Green Memory: How Nickel Could Unlock the Future of Sustainable AI

The Power Hunger of the Digital Age

The AI revolution is here, but it comes with a hidden cost: a massive surge in energy consumption. As our world becomes increasingly data-driven, the semiconductor industry is under immense pressure to find “green” storage solutions. Enter MRAM (Magnetoresistive Random-Access Memory). Unlike traditional memory (DRAM) that forgets data the moment power is cut, MRAM is “non-volatile” – it holds onto information without needing a constant stream of electricity. However, today’s MRAM faces a sustainability hurdle. It relies heavily on Platinum (Pt), one of the rarest and most carbon-intensive metals on Earth. With 85% of the world’s Platinum coming from just two countries (South Africa and Russia), Europe’s tech independence is at risk. Through the NICKEFFECT project, scientists at Singulus Technologies, in collaboration with the Universitat Autònoma de Barcelona and AGH University Krakow, have achieved a breakthrough: replacing critical Platinum with affordable, abundant Nickel. This shift isn’t just about cost – it’s about establishing a truly “Green Memory” for the future.

The Challenge: Engineering at the Atomic Scale

Inside an MRAM cell, the magic happens through spintronics. Instead of just moving electrons around based on their charge, spintronics uses their “spin”- a tiny magnetic property. This allows devices to read and write data with incredible energy efficiency. However, building these cells is like constructing a 30-story skyscraper where each floor is only a few atoms thick (0.15 to 3nm). In standard designs, up to 10 of these layers are made of Platinum. Platinum is essential because it provides the “magnetic hardness” needed to keep data stable. The challenge for the NICKEFFECT team was clear: Can we swap Platinum for Nickel without losing the performance that makes MRAM so fast and reliable?

The NICKEFFECT Solution: The Power of the Tunnel

At the heart of an MRAM element is the Magnetic Tunnel Junction (MTJ). Imagine two magnetic layers separated by an ultra-thin insulator.

• If the magnets point the same way (Parallel), electricity flows easily—representing a binary “0”.
• If they point in opposite directions (Antiparallel), the flow is restricted—representing a “1”.

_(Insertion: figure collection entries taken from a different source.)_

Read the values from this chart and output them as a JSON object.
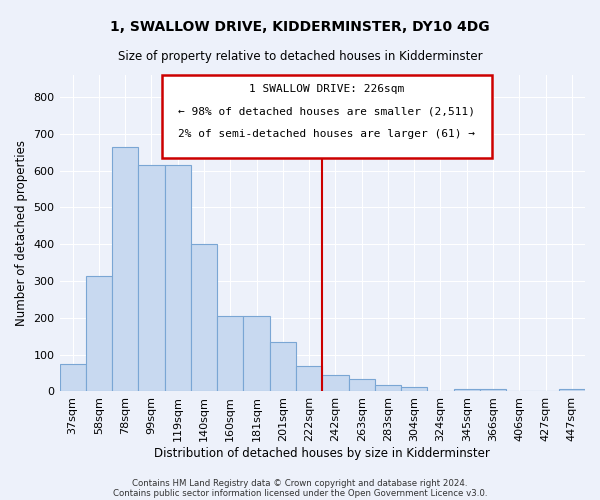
{
  "title": "1, SWALLOW DRIVE, KIDDERMINSTER, DY10 4DG",
  "subtitle": "Size of property relative to detached houses in Kidderminster",
  "xlabel": "Distribution of detached houses by size in Kidderminster",
  "ylabel": "Number of detached properties",
  "bar_color": "#c8d9f0",
  "bar_edge_color": "#7aa6d4",
  "background_color": "#edf1fa",
  "grid_color": "#ffffff",
  "annotation_box_color": "#cc0000",
  "vline_color": "#cc0000",
  "annotation_title": "1 SWALLOW DRIVE: 226sqm",
  "annotation_line1": "← 98% of detached houses are smaller (2,511)",
  "annotation_line2": "2% of semi-detached houses are larger (61) →",
  "categories": [
    "37sqm",
    "58sqm",
    "78sqm",
    "99sqm",
    "119sqm",
    "140sqm",
    "160sqm",
    "181sqm",
    "201sqm",
    "222sqm",
    "242sqm",
    "263sqm",
    "283sqm",
    "304sqm",
    "324sqm",
    "345sqm",
    "366sqm",
    "406sqm",
    "427sqm",
    "447sqm"
  ],
  "values": [
    75,
    315,
    665,
    615,
    615,
    400,
    205,
    205,
    135,
    70,
    45,
    35,
    18,
    13,
    0,
    8,
    8,
    0,
    0,
    8
  ],
  "ylim": [
    0,
    860
  ],
  "yticks": [
    0,
    100,
    200,
    300,
    400,
    500,
    600,
    700,
    800
  ],
  "vline_bin_index": 9,
  "footnote1": "Contains HM Land Registry data © Crown copyright and database right 2024.",
  "footnote2": "Contains public sector information licensed under the Open Government Licence v3.0."
}
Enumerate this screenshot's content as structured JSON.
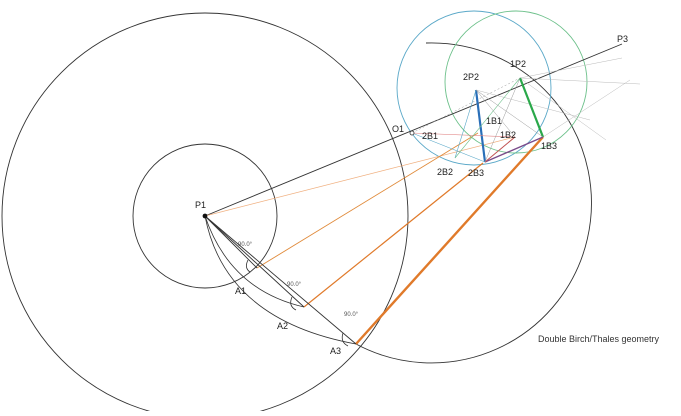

To keep this system stable, researchers use a “Synthetic Antiferromagnet” (SAF) to act as a magnetic anchor. Traditionally, two-thirds of this anchor is Platinum. The NICKEFFECT team successfully re-engineered this anchor using 100% Nickel-based layers. To build these atomic sandwiches, Singulus Technologies utilized their TIMARIS production platform. This high-tech vacuum chamber uses “Physical Vapor Deposition” (PVD)—essentially a plasma-powered “atomic spray paint”—to deposit layers with sub-Angstrom precision. This ensures that every layer is perfectly uniform across a massive 300mm silicon wafer.

Testing & Validation: Better Than the Best

The transition from Platinum to Nickel wasn’t overnight. The team conducted over 400 experimental trials to fine-tune the interplay between 34 distinct layers. The results were staggering:

• Heat Resistance: The new Nickel-based stacks remained stable up to 370°C, exceeding the standard required for industrial chip manufacturing.
• Data Integrity: The “Tunnel Magneto Resistance” (TMR)—a key measure of how clearly the memory can be read—reached 140%, significantly exceeding the project’s original goals.

To prove it worked in the real world, the team at AGH University Krakow carved these layers into tiny “nanopillars” just 80nm wide (about 1,000 times thinner than a human hair). These prototype cells were switched back and forth 100 million times without failure. Even better, the Nickel-based cells required 75% less switching current than conventional Platinum cells, making them even more energy-efficient than the current industry benchmark.

Impact: A Resilient, Greener Europe

The success of Use-Case 3 proves that we don’t have to choose between high performance and environmental responsibility. By eliminating Platinum, NICKEFFECT has paved the way for memory that is cheaper to produce, more resilient to supply chain shocks, and kinder to the planet. “With this development, we are helping the industry become more resilient against critical raw material shortages,” says Dr. Jürgen Langer, lead scientist at Singulus Technologies. “The beauty of this solution is how easily it can be adapted into existing factories. Nickel-based MRAM is the low-power, green storage technology of the future.” As AI continues to grow, the memory keeping it alive is now one step closer to being sustainable.